Augenzeugenberichten zufolge war das Feuer beim Entleeren des Benzintanks des Autos von Senna ausgebrochen. "Die Untersuchung der Brandursache dauert an und wird gemeinsam mit den örtlichen Behörden und der FIA durchgeführt", sagt Gillan. Der Brand griff schnell auf die Boxeneinrichtung über und hüllte die Box in dichte Rauchschwaden. Insgesamt wurden bei dem Zwischenfall 31 Personen verletzt. "Einige Menschen mussten im Medical Center behandelt werden, in den meisten Fällen wegen einer Rauchgasinhalation."

Unterstützt von den Mitgliedern anderer Teams, vor allem von Caterham und Force India, begann die Williams-Crew unverzüglich mit den Löscharbeiten. Zugleich wurde versucht, so viele Ausrüstungsgegenstände wie möglich vor den Flammen zu retten. Dennoch ist der Sachschaden erheblich. "Das genaue Ausmaß wird noch ermittelt und wird erst dann feststehen, wenn beide Autos und die gesamte Ausrüstung wieder in der Fabrik sind", erklärt Gillan. "Fest steht jedoch, dass unsere IT-Ausstattung und die Boxeneinrichtung schwer beschädigt sind."

McLaren hatte sich nach dem Brand bereiterklärt, Williams leihweise Ausrüstungsgegenstände zur Verfügung zu stellen.
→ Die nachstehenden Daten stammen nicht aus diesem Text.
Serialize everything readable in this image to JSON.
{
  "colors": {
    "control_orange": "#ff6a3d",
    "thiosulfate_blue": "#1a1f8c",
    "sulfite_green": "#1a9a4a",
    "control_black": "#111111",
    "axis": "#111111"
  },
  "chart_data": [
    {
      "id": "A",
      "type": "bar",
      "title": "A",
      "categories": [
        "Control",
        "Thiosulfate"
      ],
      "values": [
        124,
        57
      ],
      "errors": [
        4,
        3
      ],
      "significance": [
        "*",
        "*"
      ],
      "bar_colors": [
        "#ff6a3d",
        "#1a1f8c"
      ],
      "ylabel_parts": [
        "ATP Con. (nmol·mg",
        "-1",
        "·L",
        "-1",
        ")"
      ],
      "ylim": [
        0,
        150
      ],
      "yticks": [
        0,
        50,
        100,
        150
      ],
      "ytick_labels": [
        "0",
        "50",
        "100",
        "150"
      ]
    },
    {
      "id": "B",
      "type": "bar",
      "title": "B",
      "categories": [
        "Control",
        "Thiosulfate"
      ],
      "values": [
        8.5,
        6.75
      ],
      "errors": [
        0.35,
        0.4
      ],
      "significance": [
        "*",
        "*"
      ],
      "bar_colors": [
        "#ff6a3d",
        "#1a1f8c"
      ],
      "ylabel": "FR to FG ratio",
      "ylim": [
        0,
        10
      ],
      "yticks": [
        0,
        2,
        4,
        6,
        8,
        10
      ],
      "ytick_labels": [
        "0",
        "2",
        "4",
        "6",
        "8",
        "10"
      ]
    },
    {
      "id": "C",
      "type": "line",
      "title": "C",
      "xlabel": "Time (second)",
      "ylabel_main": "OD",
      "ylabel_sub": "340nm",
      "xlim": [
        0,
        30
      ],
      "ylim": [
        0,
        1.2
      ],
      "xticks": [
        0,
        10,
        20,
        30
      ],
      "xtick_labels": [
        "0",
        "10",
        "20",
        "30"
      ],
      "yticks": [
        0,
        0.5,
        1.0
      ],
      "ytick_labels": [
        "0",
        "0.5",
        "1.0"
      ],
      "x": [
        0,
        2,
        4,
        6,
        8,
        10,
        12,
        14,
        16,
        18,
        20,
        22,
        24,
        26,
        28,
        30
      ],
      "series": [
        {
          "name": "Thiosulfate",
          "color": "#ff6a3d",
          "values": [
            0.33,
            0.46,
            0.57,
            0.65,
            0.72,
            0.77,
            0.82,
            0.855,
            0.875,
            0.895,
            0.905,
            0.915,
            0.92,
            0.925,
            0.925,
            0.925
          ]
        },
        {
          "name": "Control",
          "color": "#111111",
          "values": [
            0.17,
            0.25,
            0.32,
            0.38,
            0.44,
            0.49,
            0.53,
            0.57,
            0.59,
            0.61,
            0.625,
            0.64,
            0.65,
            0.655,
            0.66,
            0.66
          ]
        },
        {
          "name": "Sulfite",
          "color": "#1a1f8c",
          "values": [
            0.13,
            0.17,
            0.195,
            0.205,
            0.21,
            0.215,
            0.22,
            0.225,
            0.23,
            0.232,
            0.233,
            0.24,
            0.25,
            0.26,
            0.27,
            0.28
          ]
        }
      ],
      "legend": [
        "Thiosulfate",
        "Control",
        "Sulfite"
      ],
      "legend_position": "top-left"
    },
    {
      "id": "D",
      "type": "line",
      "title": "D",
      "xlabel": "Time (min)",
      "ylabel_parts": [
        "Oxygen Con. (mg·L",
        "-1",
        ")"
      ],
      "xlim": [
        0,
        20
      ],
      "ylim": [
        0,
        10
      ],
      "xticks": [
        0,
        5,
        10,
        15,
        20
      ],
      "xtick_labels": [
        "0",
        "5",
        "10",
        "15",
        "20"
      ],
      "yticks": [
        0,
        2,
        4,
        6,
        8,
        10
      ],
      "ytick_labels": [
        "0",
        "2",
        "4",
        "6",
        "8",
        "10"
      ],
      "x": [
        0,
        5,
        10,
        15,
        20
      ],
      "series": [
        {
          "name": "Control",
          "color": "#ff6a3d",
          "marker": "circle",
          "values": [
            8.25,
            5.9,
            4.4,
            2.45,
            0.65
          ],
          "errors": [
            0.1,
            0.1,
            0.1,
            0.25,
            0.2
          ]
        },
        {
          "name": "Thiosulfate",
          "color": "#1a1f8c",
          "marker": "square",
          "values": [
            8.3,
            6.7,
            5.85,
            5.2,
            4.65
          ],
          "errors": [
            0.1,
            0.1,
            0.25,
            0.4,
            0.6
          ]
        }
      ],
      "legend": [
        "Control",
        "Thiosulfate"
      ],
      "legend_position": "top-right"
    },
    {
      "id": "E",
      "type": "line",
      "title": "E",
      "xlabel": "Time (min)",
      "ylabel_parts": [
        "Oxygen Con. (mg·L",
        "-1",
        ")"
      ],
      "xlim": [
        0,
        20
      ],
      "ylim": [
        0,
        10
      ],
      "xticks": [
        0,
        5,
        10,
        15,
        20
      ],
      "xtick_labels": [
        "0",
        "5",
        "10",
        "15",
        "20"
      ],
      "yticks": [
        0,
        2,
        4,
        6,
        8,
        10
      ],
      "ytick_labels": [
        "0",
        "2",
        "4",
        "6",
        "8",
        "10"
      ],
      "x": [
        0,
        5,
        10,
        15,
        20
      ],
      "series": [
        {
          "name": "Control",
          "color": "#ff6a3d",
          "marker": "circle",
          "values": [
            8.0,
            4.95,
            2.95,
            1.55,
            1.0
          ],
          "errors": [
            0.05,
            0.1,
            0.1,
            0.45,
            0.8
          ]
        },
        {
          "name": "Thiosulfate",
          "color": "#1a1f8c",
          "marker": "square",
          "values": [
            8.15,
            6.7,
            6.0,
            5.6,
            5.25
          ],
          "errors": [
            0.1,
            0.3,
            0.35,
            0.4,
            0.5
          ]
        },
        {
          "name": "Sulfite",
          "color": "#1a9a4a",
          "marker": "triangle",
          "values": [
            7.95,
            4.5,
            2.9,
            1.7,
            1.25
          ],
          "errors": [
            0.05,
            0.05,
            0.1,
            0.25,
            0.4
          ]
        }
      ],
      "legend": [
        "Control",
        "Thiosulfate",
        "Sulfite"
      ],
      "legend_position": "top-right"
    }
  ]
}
Ob und in welchem Maße das Team darauf eingehen wird, ließ Gillan offen. Zuvor hatte Williams bereits erklärt, dass die Einsatzbereitschaft beim nächsten Rennen in Monaco nicht gefährdet sei. Allerdings machte Gillan klar, dass bis dahin noch große Anstrengungen auf ihn und seine Mitarbeiter warten. "Nach dem Sieg fahren wir mit großen Erwartungen nach Monaco, aber wegen des Feuers liegt bis dahin noch gewaltige Arbeit vor uns."